Als Übersetzerin des britischen Geheimdienstes ist es Katharine Gun (Keira Knightley) gewohnt, immer mal wieder brisante Inhalte vor sich zu haben. Dieser aber übertrifft alles, was bisher da war: Die USA wollen Mitglieder des Sicherheitsrates erpressen, damit sie für einen Angriff auf den Irak stimmen. Zu groß sind ihre moralischen Bedenken, um da tatenlos zusehen zu können. Und so schmuggelt sie die Informationen nach außen, wo bald die Presse darauf aufmerksam wird: Die Zeitungsreporter Martin Bright (Matt Smith), Peter Beaumont (Matthew Goode) und Ed Vulliamy (Rhys Ifans) tun alles dafür, um die Wahrheit ans Licht zu bringen. Das wiederum will die Regierung unter allen Umständen verhindern und schreckt vor nichts zurück, um die Presse zu stoppen, während sie fieberhaft nach dem Whistleblower sucht …
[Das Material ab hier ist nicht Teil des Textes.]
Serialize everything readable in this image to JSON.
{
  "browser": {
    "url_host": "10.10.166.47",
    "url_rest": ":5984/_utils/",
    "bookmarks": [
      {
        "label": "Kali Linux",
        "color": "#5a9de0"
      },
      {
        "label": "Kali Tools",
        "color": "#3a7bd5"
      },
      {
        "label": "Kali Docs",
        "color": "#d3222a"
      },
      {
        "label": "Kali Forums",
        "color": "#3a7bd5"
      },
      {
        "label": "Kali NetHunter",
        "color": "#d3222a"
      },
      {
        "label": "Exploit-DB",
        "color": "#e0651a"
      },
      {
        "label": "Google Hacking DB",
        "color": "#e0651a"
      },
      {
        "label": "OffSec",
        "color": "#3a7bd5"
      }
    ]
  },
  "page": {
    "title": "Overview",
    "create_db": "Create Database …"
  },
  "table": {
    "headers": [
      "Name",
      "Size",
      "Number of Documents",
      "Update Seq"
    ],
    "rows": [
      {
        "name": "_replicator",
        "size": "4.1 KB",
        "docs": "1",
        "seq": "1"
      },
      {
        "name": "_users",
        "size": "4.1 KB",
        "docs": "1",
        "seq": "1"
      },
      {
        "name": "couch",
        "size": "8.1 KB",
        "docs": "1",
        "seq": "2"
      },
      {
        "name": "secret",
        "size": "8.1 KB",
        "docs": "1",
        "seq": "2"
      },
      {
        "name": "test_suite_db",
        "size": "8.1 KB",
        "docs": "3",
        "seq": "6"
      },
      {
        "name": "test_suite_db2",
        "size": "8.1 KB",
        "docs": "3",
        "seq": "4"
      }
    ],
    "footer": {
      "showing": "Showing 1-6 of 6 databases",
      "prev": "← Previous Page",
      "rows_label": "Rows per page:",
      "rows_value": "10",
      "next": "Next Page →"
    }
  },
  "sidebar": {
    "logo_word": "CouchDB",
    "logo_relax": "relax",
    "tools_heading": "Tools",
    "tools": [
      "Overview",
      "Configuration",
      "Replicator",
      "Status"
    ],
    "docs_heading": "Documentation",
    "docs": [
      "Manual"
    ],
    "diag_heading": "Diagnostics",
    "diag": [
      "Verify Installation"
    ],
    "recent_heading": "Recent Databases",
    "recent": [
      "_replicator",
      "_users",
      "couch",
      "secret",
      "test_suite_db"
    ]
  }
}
Die Regierungen dieser Welt und ihre schmutzigen Geheimnisse, das ist doch immer wieder für ein bisschen Empörung gut. Und damit auch für Filme, die aus den verborgenen Verbrechen Kapital schlagen, indem aufrechte Helden und Heldinnen für die Wahrheit kämpfen. Die Unbestechlichen ist ein großer Klassiker. Die Verlegerin brachte Meryl Streep letztes Jahr ihre nunmehr 17. Oscar-Nominierung als beste Hauptdarstellerin ein. Im November kommen gleich zwei Filme in die deutschen Kinos, in denen kräftig im Müll der Politik gekramt wird. In The Report wird nach den brutalen CIA-Foltermethoden nach 9/11 gefahndet, in Official Secrets geht es um eine geplante Erpressung des UN Sicherheitsrates durch die USA.
Der ganz normale Skandal
Business as usual könnte man meinen, die letzten Monate mit Trump haben die Messlatte für dreiste Verbrechen noch einmal stark verschoben. Was früher noch als ganz großer Skandal gegolten hätte, wird in diesen verrückten Zeiten nur zu einer weiteren Aktennummer. Das soll jedoch nicht bedeuten, dass Official Secrets überhaupt keine Wirkung mehr zeigen würde. Wer beispielsweise noch immer daran glaubt, dass Regierungen für das eigene Volk arbeiten, der bekommt hier einen kräftigen Dämpfer verpasst. Mindestens ebenso schlimm wie die skrupellosen Lügen und Aktivitäten rund um den Irakkrieg sind aber die Versuche, die Wahrheit zu unterdrücken. Dass Menschen, die solche Verbrechen aufdecken – die sogenannten Whistleblower – selbst als Verbrecher und Landesverräter gebrandmarkt werden, das ist richtig bitter.
In der ersten Hälfte gelingt es Regisseur und Co-Autor Gavin Hood (Ender’s Game – Das große Spiel, Eye in the Sky) auch ganz gut, aus dieser Thematik Spannung herauszuziehen. Auf der einen Seite Gun, die nach der Weiterleitung der Informationen zunehmend paranoid wird und befürchtet, jeden Moment erwischt zu werden. Auf der anderen Seite die Reporter, die irgendwie versuchen, diese Informationen bestätigen zu lassen, ohne zu wissen, woher diese eigentlich kommen. Auch das ist brisant, denn jeder Fehltritt kann da der letzte sein: Die Regierung wird nichts unversucht lassen, um die Veröffentlichung zu verhindern oder die Verantwortlichen unter Druck zu setzen, von Karriereende bis zu harten Strafen ist alles möglich, wer sich mit der Politik anlegt. Vor allem, wenn die USA involviert sind.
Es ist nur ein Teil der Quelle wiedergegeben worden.